Riprende il cammino del Piacenza dopo la pausa della Serie D dovuta alla Viareggio Cup. La ventisettesima giornata segna l'inizio della fase conclusiva del campionato, quella che decreterà i verdetti finali di una stagione ormai agli sgoccioli. Per i biancorossi, tuttavia, uno di questi verdetti appare già delineato: la promozione diretta, distante ormai dieci lunghezze, sembra un traguardo sfumato definitivamente. A contendersi il primo posto restano Lentigione, Desenzano e Pistoiese, mentre la squadra di Franzini deve necessariamente ricalibrarsi su nuove prospettive.
Il tecnico ha utilizzato la sosta per testare la condizione dei suoi attraverso un'amichevole contro l'Oltrepò, conclusasi con un incoraggiante 3-1 in favore dei biancorossi. Ora, però, è tempo di tornare a fare sul serio, con la trasferta sul campo della Correggese che rappresenta il primo banco di prova di questo finale di stagione dalle ambizioni riviste.
In conferenza stampa, mister Arnaldo Franzini ha delineato la nuova rotta da seguire: "Ci sono obiettivi di squadra importanti e nella stagione possono anche variare, perché purtroppo ne vince una. Adesso noi dobbiamo chiudere al meglio per la società e per la squadra. Quando stai due settimane senza partita vera è sempre un po' particolare. Questi quindici giorni sono stati un po' il prosieguo della situazione precedente, con diversi giocatori ancora fuori: mancheranno Taugourdeau, Putzolu e Zaffalon. Anche Martinelli è in dubbio, ha avuto un infortunio che non ho neanche voglia di raccontare".
L'emergenza in infermeria continua dunque a condizionare le scelte tecniche dell'allenatore piacentino, che dovrà fare di necessità virtù in vista della delicata trasferta emiliana.
L'impegno domenicale contro la Correggese presenta insidie tutt'altro che trascurabili. Franzini non nasconde le difficoltà di una partita contro una formazione impegnata nella lotta per la permanenza in categoria: "Sono le squadre peggiori da affrontare, quelle che lottano per la 'vita', per mantenere la categoria. All'andata l'avevo definita una finta neopromossa, col cambio di allenatore e di alcuni giocatori sono entrati nell'ottica dell'obiettivo salvezza, che probabilmente anche per loro è cambiato in corsa. Mi aspetto una partita maschia, di grande corsa ma anche di qualità e spero che i nostri valori vengano fuori".
Sul piano tattico, il tecnico ha annunciato possibili variazioni nell'undici iniziale, specialmente nel reparto offensivo: "Mi piace variare un pochino davanti, come abbiamo già fatto nell'ultima partita in casa. Il vertice di centrocampo sarà più un attaccante che un centrocampista aggiunto".

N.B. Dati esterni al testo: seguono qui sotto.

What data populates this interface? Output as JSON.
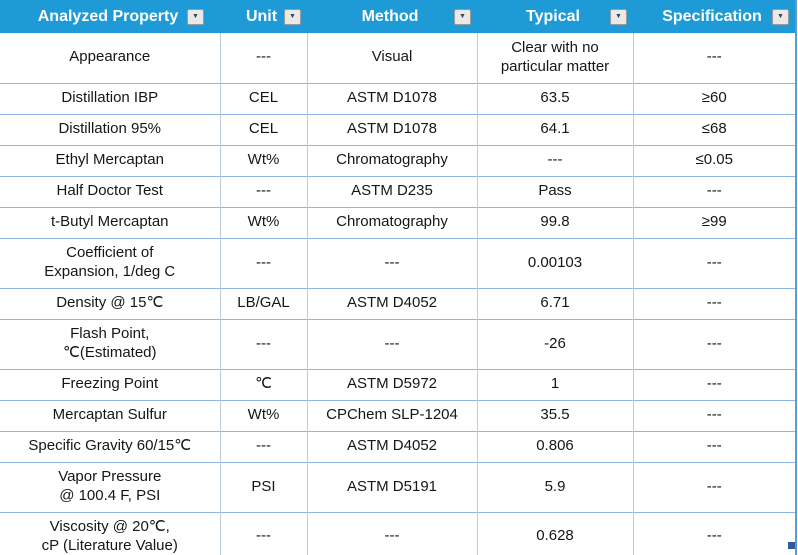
{
  "colors": {
    "header_bg": "#1e9bd7",
    "header_text": "#ffffff",
    "row_divider": "#8eb4e3",
    "column_divider": "#c0cbd8",
    "outer_border": "#5b9bd5",
    "resize_handle": "#2f5c9c",
    "filter_button_bg": "#e9e9e9"
  },
  "table": {
    "filter_icon": "▼",
    "columns": [
      {
        "label": "Analyzed Property"
      },
      {
        "label": "Unit"
      },
      {
        "label": "Method"
      },
      {
        "label": "Typical"
      },
      {
        "label": "Specification"
      }
    ],
    "rows": [
      {
        "tall": true,
        "cells": [
          "Appearance",
          "---",
          "Visual",
          "Clear with no\nparticular matter",
          "---"
        ]
      },
      {
        "tall": false,
        "cells": [
          "Distillation IBP",
          "CEL",
          "ASTM D1078",
          "63.5",
          "≥60"
        ]
      },
      {
        "tall": false,
        "cells": [
          "Distillation 95%",
          "CEL",
          "ASTM D1078",
          "64.1",
          "≤68"
        ]
      },
      {
        "tall": false,
        "cells": [
          "Ethyl Mercaptan",
          "Wt%",
          "Chromatography",
          "---",
          "≤0.05"
        ]
      },
      {
        "tall": false,
        "cells": [
          "Half Doctor Test",
          "---",
          "ASTM D235",
          "Pass",
          "---"
        ]
      },
      {
        "tall": false,
        "cells": [
          "t-Butyl Mercaptan",
          "Wt%",
          "Chromatography",
          "99.8",
          "≥99"
        ]
      },
      {
        "tall": true,
        "cells": [
          "Coefficient of\nExpansion, 1/deg C",
          "---",
          "---",
          "0.00103",
          "---"
        ]
      },
      {
        "tall": false,
        "cells": [
          "Density @ 15℃",
          "LB/GAL",
          "ASTM D4052",
          "6.71",
          "---"
        ]
      },
      {
        "tall": true,
        "cells": [
          "Flash Point,\n℃(Estimated)",
          "---",
          "---",
          "-26",
          "---"
        ]
      },
      {
        "tall": false,
        "cells": [
          "Freezing Point",
          "℃",
          "ASTM D5972",
          "1",
          "---"
        ]
      },
      {
        "tall": false,
        "cells": [
          "Mercaptan Sulfur",
          "Wt%",
          "CPChem SLP-1204",
          "35.5",
          "---"
        ]
      },
      {
        "tall": false,
        "cells": [
          "Specific Gravity 60/15℃",
          "---",
          "ASTM D4052",
          "0.806",
          "---"
        ]
      },
      {
        "tall": true,
        "cells": [
          "Vapor Pressure\n@ 100.4 F, PSI",
          "PSI",
          "ASTM D5191",
          "5.9",
          "---"
        ]
      },
      {
        "tall": true,
        "cells": [
          "Viscosity @ 20℃,\ncP (Literature Value)",
          "---",
          "---",
          "0.628",
          "---"
        ]
      }
    ]
  }
}
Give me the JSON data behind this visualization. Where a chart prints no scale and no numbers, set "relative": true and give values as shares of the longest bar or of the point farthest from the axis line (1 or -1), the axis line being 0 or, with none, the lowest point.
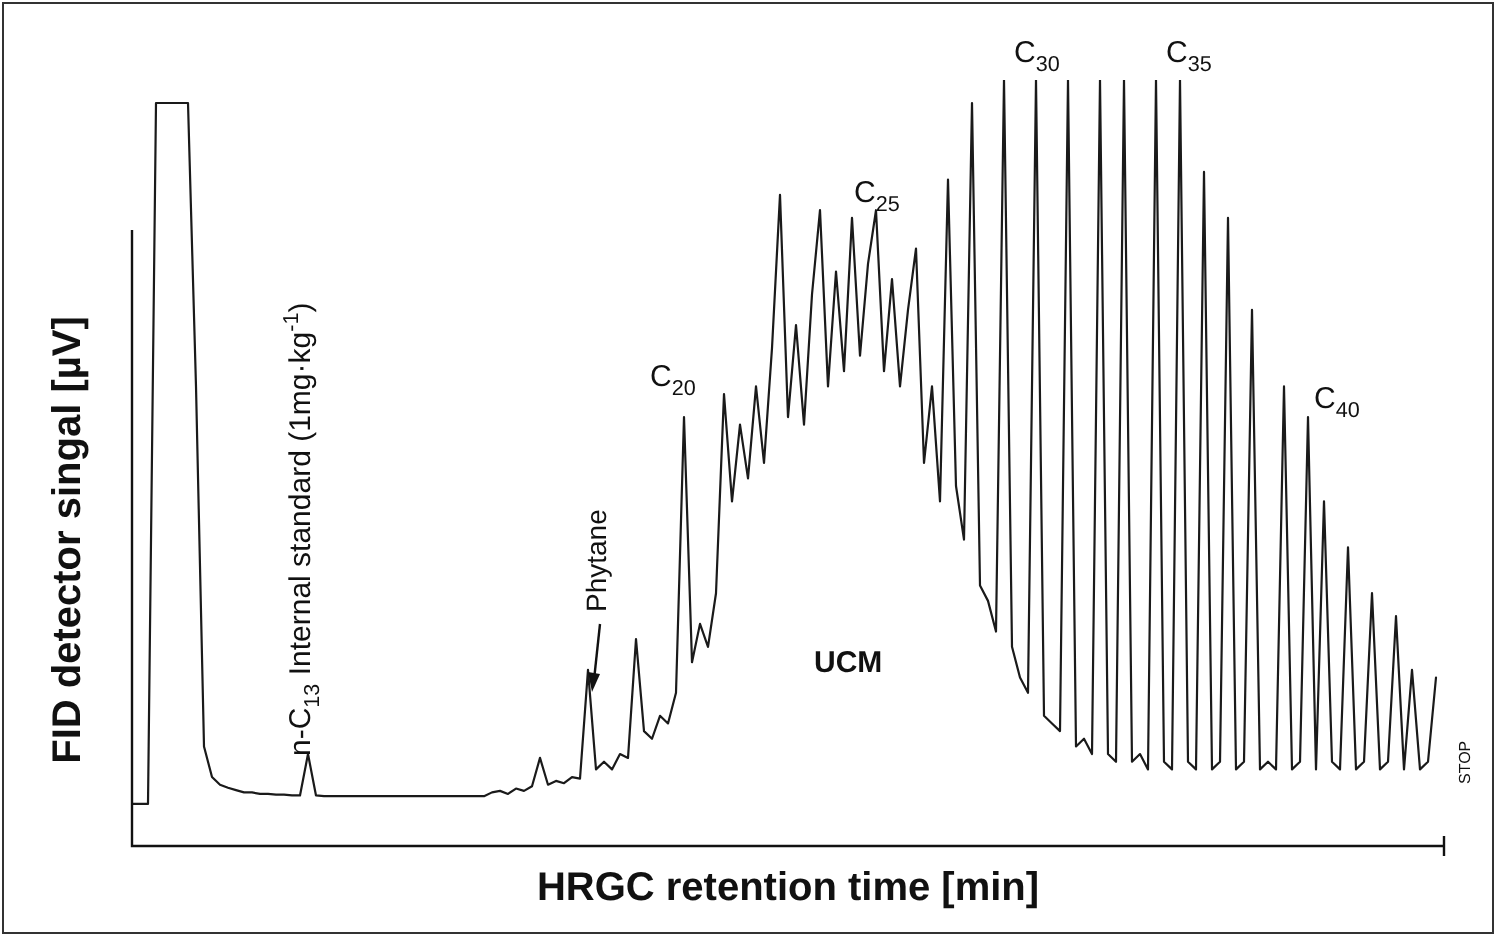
{
  "chart_data": {
    "type": "line",
    "relative": true,
    "xlabel": "HRGC retention time [min]",
    "ylabel": "FID detector singal [µV]",
    "color": "#1a1a1a",
    "marker": "none",
    "line_style": "solid",
    "tick_labels": false,
    "categories": [
      null,
      null,
      null,
      null,
      null,
      null,
      null,
      null,
      null,
      null,
      null,
      null,
      null,
      null,
      null,
      null,
      null,
      null,
      null,
      null,
      null,
      null,
      null,
      null,
      null,
      null,
      null,
      null,
      null,
      null,
      null,
      null,
      null,
      null,
      null,
      null,
      null,
      null,
      null,
      null,
      null,
      null,
      null,
      null,
      null,
      null,
      null,
      null,
      null,
      null,
      null,
      null,
      null,
      null,
      null,
      null,
      null,
      null,
      null,
      null,
      null,
      null,
      null,
      null,
      null,
      null,
      null,
      null,
      null,
      null,
      null,
      null,
      null,
      null,
      null,
      null,
      null,
      null,
      null,
      null,
      null,
      null,
      null,
      null,
      null,
      null,
      null,
      null,
      null,
      null,
      null,
      null,
      null,
      null,
      null,
      null,
      null,
      null,
      null,
      null,
      null,
      null,
      null,
      null,
      null,
      null,
      null,
      null,
      null,
      null,
      null,
      null,
      null,
      null,
      null,
      null,
      null,
      null,
      null,
      null,
      null,
      null,
      null,
      null,
      null,
      null,
      null,
      null,
      null,
      null,
      null,
      null,
      null,
      null,
      null,
      null,
      null,
      null,
      null,
      null,
      null,
      null,
      null,
      null,
      null,
      null,
      null,
      null,
      null,
      null,
      null,
      null,
      null,
      null,
      null,
      null,
      null,
      null,
      null,
      null,
      null,
      null,
      null,
      null,
      null
    ],
    "values": [
      0.055,
      0.055,
      0.055,
      0.97,
      0.97,
      0.97,
      0.97,
      0.97,
      0.6,
      0.13,
      0.09,
      0.08,
      0.076,
      0.073,
      0.07,
      0.07,
      0.068,
      0.068,
      0.067,
      0.067,
      0.066,
      0.066,
      0.12,
      0.066,
      0.065,
      0.065,
      0.065,
      0.065,
      0.065,
      0.065,
      0.065,
      0.065,
      0.065,
      0.065,
      0.065,
      0.065,
      0.065,
      0.065,
      0.065,
      0.065,
      0.065,
      0.065,
      0.065,
      0.065,
      0.065,
      0.07,
      0.072,
      0.068,
      0.075,
      0.072,
      0.078,
      0.115,
      0.08,
      0.085,
      0.082,
      0.09,
      0.088,
      0.23,
      0.1,
      0.11,
      0.1,
      0.12,
      0.115,
      0.27,
      0.15,
      0.14,
      0.17,
      0.16,
      0.2,
      0.56,
      0.24,
      0.29,
      0.26,
      0.33,
      0.59,
      0.45,
      0.55,
      0.48,
      0.6,
      0.5,
      0.65,
      0.85,
      0.56,
      0.68,
      0.55,
      0.72,
      0.83,
      0.6,
      0.75,
      0.62,
      0.82,
      0.64,
      0.76,
      0.83,
      0.62,
      0.74,
      0.6,
      0.7,
      0.78,
      0.5,
      0.6,
      0.45,
      0.87,
      0.47,
      0.4,
      0.97,
      0.34,
      0.32,
      0.28,
      1.0,
      0.26,
      0.22,
      0.2,
      1.0,
      0.17,
      0.16,
      0.15,
      1.0,
      0.13,
      0.14,
      0.12,
      1.0,
      0.12,
      0.11,
      1.0,
      0.11,
      0.12,
      0.1,
      1.0,
      0.11,
      0.1,
      1.0,
      0.11,
      0.1,
      0.88,
      0.1,
      0.11,
      0.82,
      0.1,
      0.11,
      0.7,
      0.1,
      0.11,
      0.1,
      0.6,
      0.1,
      0.11,
      0.56,
      0.1,
      0.45,
      0.11,
      0.1,
      0.39,
      0.1,
      0.11,
      0.33,
      0.1,
      0.11,
      0.3,
      0.1,
      0.23,
      0.1,
      0.11,
      0.22,
      null
    ],
    "annotations": [
      "n-C$_{13}$ Internal standard (1mg·kg$^{-1}$)",
      "Phytane",
      "C$_{20}$",
      "C$_{25}$",
      "C$_{30}$",
      "C$_{35}$",
      "C$_{40}$",
      "UCM",
      "STOP"
    ]
  }
}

A Piacenza si inizia inevitabilmente a ragionare sulla prossima stagione, con la quasi certezza di dover ripartire con l'obiettivo promozione. Tuttavia, Franzini mantiene la concentrazione sul presente: "C'è grande intesa con la società e anche grande fiducia e disponibilità, poi non abbiamo parlato tanto di futuro perché dobbiamo pensare ancora al campo. Io penso che, come spesso capita, i risultati e le prestazioni delle ultime partite influiranno su tutto: allenatore, giocatori e direttore sportivo. Conteranno tantissimo, quindi ora siamo tutti sotto esame, io compreso".
L'allenatore biancorosso ha poi illustrato la strategia per il finale di stagione, con i playoff come primo obiettivo concreto e la possibilità di un ripescaggio in Serie C come prospettiva aggiuntiva: "Negli ultimi anni difficilmente ci sono stati ripescaggi dalla Serie D, l'anno scorso è capitato solo col Ravenna che aveva vinto anche la Coppa Italia. Intanto bisogna vincere i playoff, poi a quel punto la società Piacenza potrebbe avere un punteggio molto alto, con tutti i requisiti per fare la C, uno stadio importante e una storia che parla da sola. Sono discorsi molto lontani, però sicuramente, a maggior ragione, l'obiettivo deve essere arrivare bene ai playoff e giocare al meglio quelle ultime due partite".
La strada per la Serie C passa dunque necessariamente attraverso la fase playoff, con la consapevolezza che il blasone e le strutture del Piacenza potrebbero rappresentare un valore aggiunto in eventuali valutazioni future. Prima di ogni speculazione, tuttavia, servirà affrontare con la giusta determinazione le ultime giornate di campionato, a partire dalla complicata trasferta di domenica a Correggio.